Да, плохо жилось, несытно. Но душа, запертая стенами квартиры, трепетала в ожидании какого-то освежающего дуновения, порыва ветра, который поднимет меня над тающими лужами, взметет к звездам — и полечу я, полечу... куда? зачем? Уж не к женитьбе ли на Лене, что повадилась забегать ко мне под ночь с невинным желанием подкормить голодающего литератора, для чего всегда приносила кусок мяса, булку, пять картофелин и кулечек с зернами настоящего кофе (из того, что в продаже, якобы выпаривали кофеин).
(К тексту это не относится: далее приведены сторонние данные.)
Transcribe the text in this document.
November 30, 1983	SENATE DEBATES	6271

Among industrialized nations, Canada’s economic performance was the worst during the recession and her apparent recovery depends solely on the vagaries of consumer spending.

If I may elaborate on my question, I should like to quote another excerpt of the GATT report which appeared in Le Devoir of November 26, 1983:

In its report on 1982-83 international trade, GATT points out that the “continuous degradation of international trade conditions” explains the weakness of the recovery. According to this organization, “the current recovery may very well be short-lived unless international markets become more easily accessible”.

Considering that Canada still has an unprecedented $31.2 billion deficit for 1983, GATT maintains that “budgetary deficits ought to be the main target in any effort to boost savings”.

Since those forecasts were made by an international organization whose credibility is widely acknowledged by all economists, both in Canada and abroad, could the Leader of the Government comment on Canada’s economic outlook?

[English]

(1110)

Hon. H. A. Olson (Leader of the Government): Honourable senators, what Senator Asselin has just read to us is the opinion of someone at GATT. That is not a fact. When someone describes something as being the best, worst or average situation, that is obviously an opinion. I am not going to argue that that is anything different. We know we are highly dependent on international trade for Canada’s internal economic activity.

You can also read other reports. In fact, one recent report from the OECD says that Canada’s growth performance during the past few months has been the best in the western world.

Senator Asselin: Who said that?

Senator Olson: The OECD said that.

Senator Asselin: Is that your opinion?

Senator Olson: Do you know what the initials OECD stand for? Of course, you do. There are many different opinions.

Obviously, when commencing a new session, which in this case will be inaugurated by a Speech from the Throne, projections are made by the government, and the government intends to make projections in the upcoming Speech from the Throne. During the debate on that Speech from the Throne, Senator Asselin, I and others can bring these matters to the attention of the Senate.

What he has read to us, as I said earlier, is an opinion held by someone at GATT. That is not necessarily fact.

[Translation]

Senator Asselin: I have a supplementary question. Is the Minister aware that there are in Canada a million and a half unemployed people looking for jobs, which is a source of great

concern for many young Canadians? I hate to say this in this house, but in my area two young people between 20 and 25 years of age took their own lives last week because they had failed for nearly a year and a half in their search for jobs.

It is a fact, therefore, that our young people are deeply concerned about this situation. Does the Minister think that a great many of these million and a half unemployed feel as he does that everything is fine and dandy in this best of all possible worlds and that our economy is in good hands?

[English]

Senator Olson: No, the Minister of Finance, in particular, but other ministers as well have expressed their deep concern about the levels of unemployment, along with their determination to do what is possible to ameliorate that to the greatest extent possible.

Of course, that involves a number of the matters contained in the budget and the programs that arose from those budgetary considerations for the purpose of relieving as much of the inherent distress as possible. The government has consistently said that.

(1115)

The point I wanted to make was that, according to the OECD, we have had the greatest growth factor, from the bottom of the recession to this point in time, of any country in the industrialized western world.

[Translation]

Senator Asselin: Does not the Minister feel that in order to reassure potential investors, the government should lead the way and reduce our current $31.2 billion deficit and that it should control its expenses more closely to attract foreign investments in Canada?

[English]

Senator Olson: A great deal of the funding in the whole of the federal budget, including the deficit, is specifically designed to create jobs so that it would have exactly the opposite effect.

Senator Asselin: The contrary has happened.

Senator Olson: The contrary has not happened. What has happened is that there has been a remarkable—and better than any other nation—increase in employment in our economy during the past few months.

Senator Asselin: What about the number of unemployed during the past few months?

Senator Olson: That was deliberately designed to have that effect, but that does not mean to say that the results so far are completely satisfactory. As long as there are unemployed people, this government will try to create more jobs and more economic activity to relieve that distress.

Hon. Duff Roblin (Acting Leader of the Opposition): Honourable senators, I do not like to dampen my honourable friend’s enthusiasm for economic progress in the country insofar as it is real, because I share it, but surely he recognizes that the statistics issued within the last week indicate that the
И в мартовскую ночь забежала — и застала у меня дочь мою, Анюту.

Часом раньше раздался звонок, и вместо Лены увидел я бывшую жену, а рядом — укутанную в пальтецо с капюшоном дочь, Анюту. “Такси ждет, — быстро проговорила бывшая жена. — Я на минутку…” Освободила дочь от уличной одежды, сама же была в дубленке и мохнатом берете. “Денек-другой присмотри за ней, а я вернусь. Кое-какие дела...”
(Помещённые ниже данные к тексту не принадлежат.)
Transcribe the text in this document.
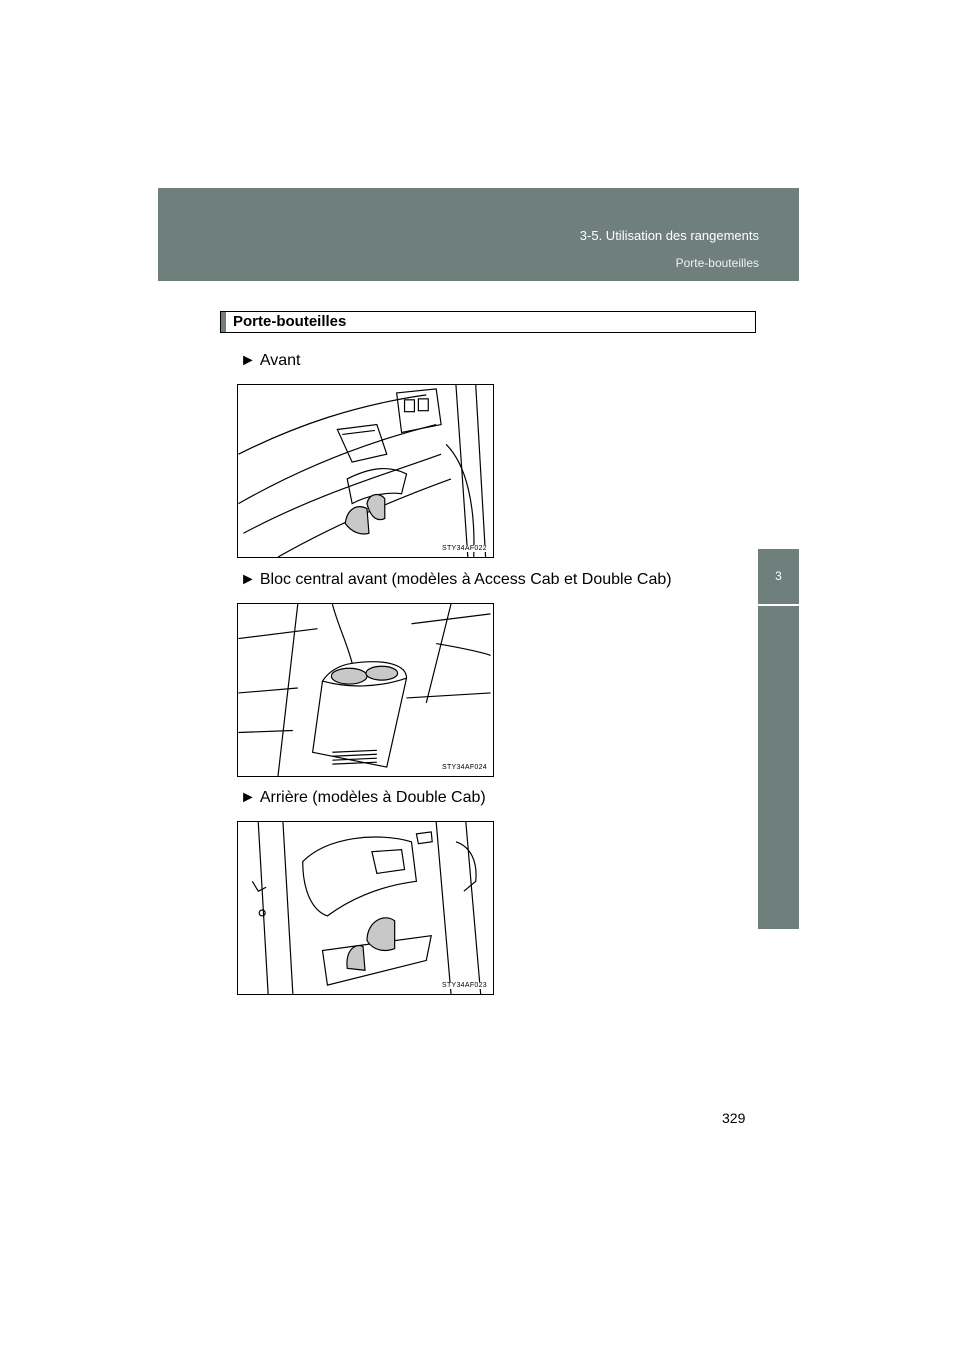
3-5. Utilisation des rangements
Porte-bouteilles
3
Caractéristiques intérieure et extérieure
Porte-bouteilles
► Avant
STY34AF022
► Bloc central avant (modèles à Access Cab et Double Cab)
STY34AF024
► Arrière (modèles à Double Cab)
STY34AF023
329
Лицо смято желанием что-то попросить, но так и не попросила, повернулась — и за дверь. В ошеломлении стоял я, не зная, что сказать и что делать, пока не бросился к коробочке с алиментами, схватил деньги за три года, скатился, увидел красные огоньки отъезжавшего такси, гигантскими шагами догнал и сунул Маргит коробочку. Под мокрым снежком простоял я долгие минуты. Поднялся, а чайник уже поставлен на огонь, дочь сидит в кресле у торшера, на ногах ее — откуда-то взявшиеся домашние тапочки; критически, при ярком свете, осматривала дочь свои рейтузы, не раз, заметил я, штопанные. Убедившись, что дырочек нет и штопка еще не расползлась, она подняла на меня глаза, в них попрыгивал вопрос, на который я попытался ответить, взяв ее на руки и вглядевшись в личико той, что безутешно орала когда-то при увлеченно читавшей матери. За три года оно, конечно, изменилось, но не настолько, чтоб не остаться прежним, тем, с которого я губами снимал слезинки. “Ты меня, папу своего, помнишь?” — спросил я, и вежливый ответ показал: не помнит! “А как же, разумеется...” — и ножки ее задрыгали, ножки просили опоры, ножки стали на пол и потопали на кухню. В коротких косичках — разноцветные ленточки, платьице, мне показалось, дешевенькое; дочь обосновалась на табуреточке и внимательно наблюдала за приготовлением чая, не сделав ни единого замечания, хотя, я чувствовал, в ней так и плескалось желание указать, как надо по-настоящему заваривать его.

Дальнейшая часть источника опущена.